State Treasurer Jim McIntire has already warned that I-1125’s passage could hinder Washington State’s ability to finance critical projects like the new Evergreen Point Floating Bridge using tolls. If I-1125 prevents the state from collecting the needed toll revenue to finance the project, it could actually increase the cost to taxpayers across the state, because SR 520 is a state facility.

“The Legislature did not draw up the plans for tolling SR 520 overnight,” Villeneuve noted. “Years of public input have gone into designing this project and its financing mechanism.

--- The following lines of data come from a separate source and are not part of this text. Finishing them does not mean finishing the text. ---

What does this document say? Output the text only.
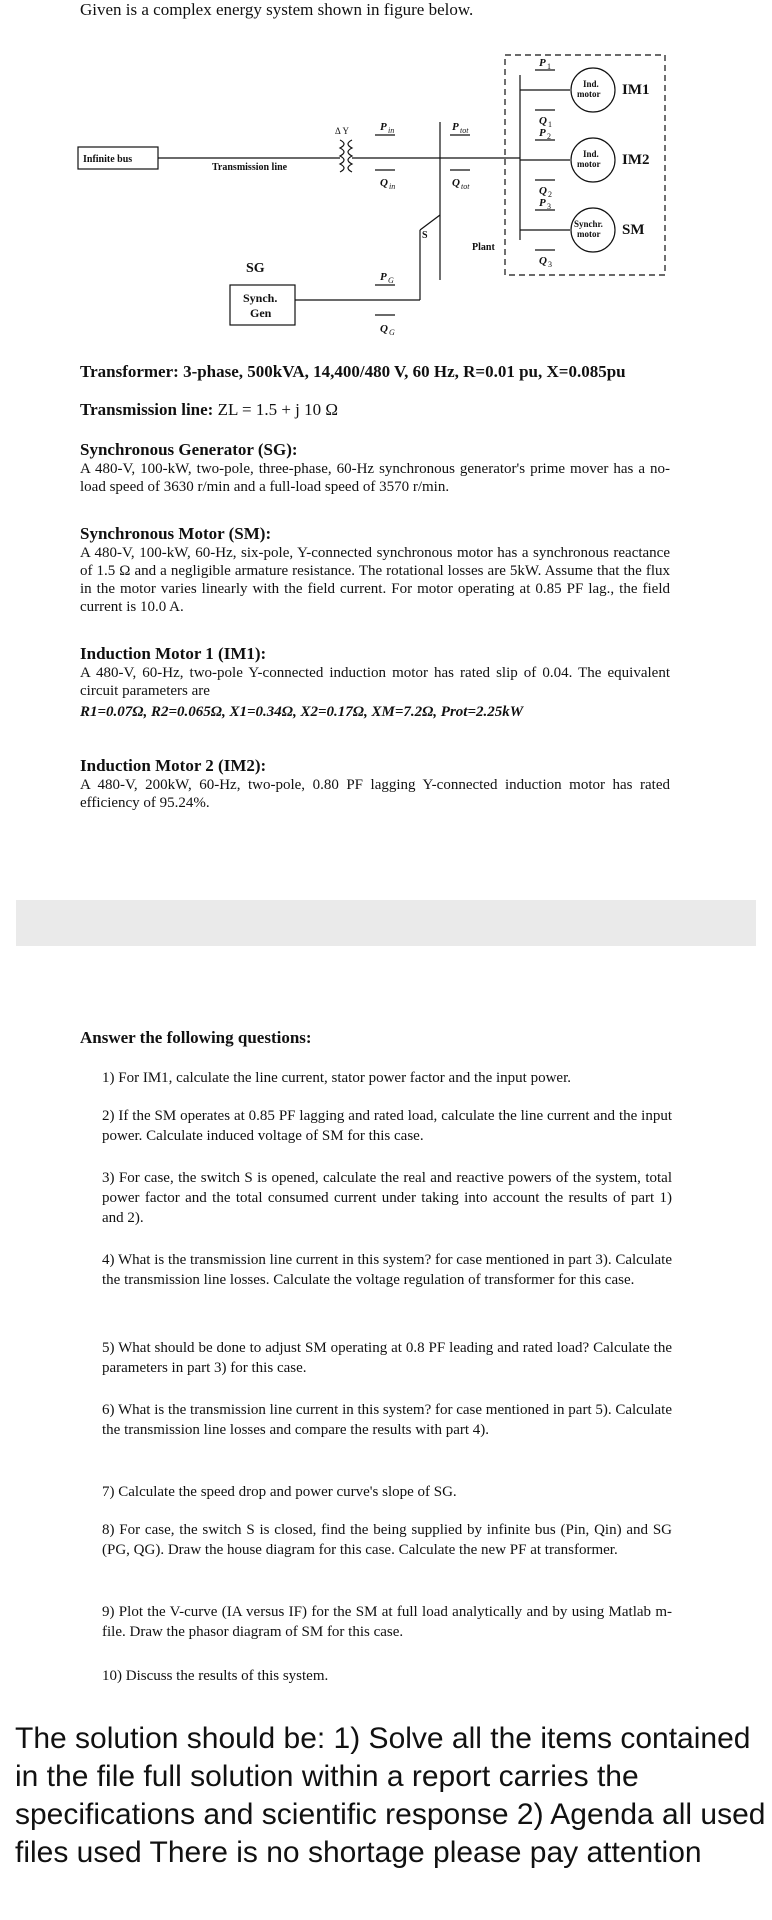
Given is a complex energy system shown in figure below.
Infinite bus
Transmission line
Δ Y	P in
Q in
S
P tot
Q tot
Plant
P 1
Q 1
P 2
Q 2
P 3
Q 3
Ind.
motor IM1
Ind.
motor IM2
Synchr.
motor SM
SG
Synch.
Gen
P G
Q G
Transformer: 3-phase, 500kVA, 14,400/480 V, 60 Hz, R=0.01 pu, X=0.085pu
Transmission line: ZL = 1.5 + j 10 Ω
Synchronous Generator (SG):
A 480-V, 100-kW, two-pole, three-phase, 60-Hz synchronous generator's prime mover has a no-load speed of 3630 r/min and a full-load speed of 3570 r/min.
Synchronous Motor (SM):
A 480-V, 100-kW, 60-Hz, six-pole, Y-connected synchronous motor has a synchronous reactance of 1.5 Ω and a negligible armature resistance. The rotational losses are 5kW. Assume that the flux in the motor varies linearly with the field current. For motor operating at 0.85 PF lag., the field current is 10.0 A.
Induction Motor 1 (IM1):
A 480-V, 60-Hz, two-pole Y-connected induction motor has rated slip of 0.04. The equivalent circuit parameters are
R1=0.07Ω, R2=0.065Ω, X1=0.34Ω, X2=0.17Ω, XM=7.2Ω, Prot=2.25kW
Induction Motor 2 (IM2):
A 480-V, 200kW, 60-Hz, two-pole, 0.80 PF lagging Y-connected induction motor has rated efficiency of 95.24%.
Answer the following questions:
1) For IM1, calculate the line current, stator power factor and the input power.
2) If the SM operates at 0.85 PF lagging and rated load, calculate the line current and the input power. Calculate induced voltage of SM for this case.
3) For case, the switch S is opened, calculate the real and reactive powers of the system, total power factor and the total consumed current under taking into account the results of part 1) and 2).
4) What is the transmission line current in this system? for case mentioned in part 3). Calculate the transmission line losses. Calculate the voltage regulation of transformer for this case.
5) What should be done to adjust SM operating at 0.8 PF leading and rated load? Calculate the parameters in part 3) for this case.
6) What is the transmission line current in this system? for case mentioned in part 5). Calculate the transmission line losses and compare the results with part 4).
7) Calculate the speed drop and power curve's slope of SG.
8) For case, the switch S is closed, find the being supplied by infinite bus (Pin, Qin) and SG (PG, QG). Draw the house diagram for this case. Calculate the new PF at transformer.
9) Plot the V-curve (IA versus IF) for the SM at full load analytically and by using Matlab m-file. Draw the phasor diagram of SM for this case.
10) Discuss the results of this system.
The solution should be: 1) Solve all the items contained in the file full solution within a report carries the specifications and scientific response 2) Agenda all used files used There is no shortage please pay attention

That’s why construction hasn’t been started sooner. Now, the state is trying to move forward and get this done, and Eyman is trying to throw a monkey wrench into it.”

“Tim is constantly admonishing the Legislature for ignoring the will of the voters. In reality, the Legislature does listen. Lawmakers were paying attention when voters said NO to Initiative 912 (the 2005 fuel tax rollback), which Tim strongly supported and wrongly predicted would pass. Lawmakers were paying attention when voters said YES to Sound Transit 2, which Tim fiercely opposed and wrongly predicted would fail.”

“And they were paying attention when voters overwhelmingly rejected Eyman’s own Initiative 985 – his last attempt to mess with transportation planning and restrict tolling – in the same election.”

“It’s funny… he didn’t mention any of those recent votes at his press conference today.”

As NPI’s Permanent Defense has previously pointed out, I-1125 contains a clause intended to mess with Sound Transit’s East Link project, a major part of the voter-approved Sound Transit 2 measure. The clause seeks to prevent the state Department of Transportation from transferring part of the Homer M. Hadley Memorial Bridge over to Sound Transit, even though that is exactly what a longstanding agreement between King County, Seattle, Mercer Island, and the state government calls for.

The clause is no doubt one of Bellevue Square owner Kemper Freeman Jr.’s favorite parts of the initiative. (Freeman despises Sound Transit, can’t stand the thought of light rail coming to Bellevue, and has actively worked to try and stop ST from fulfilling its promises to voters and its obligations to taxpayers.)

NPI’s Permanent Defense intends to work closely alongside the many other individuals and organizations coming together to vigorously oppose Initiative 1125.

“Over the next few months, we’ll be working to help the people of this great state make sense of the cost and consequences of Tim Eymans’ Initiative 1125,” Villeneuve said. “We’re confident that if voters understand the ramifications, they’ll handily vote this ill-conceived scheme down and keep projects like the new Evergreen Point Floating Bridge on track.”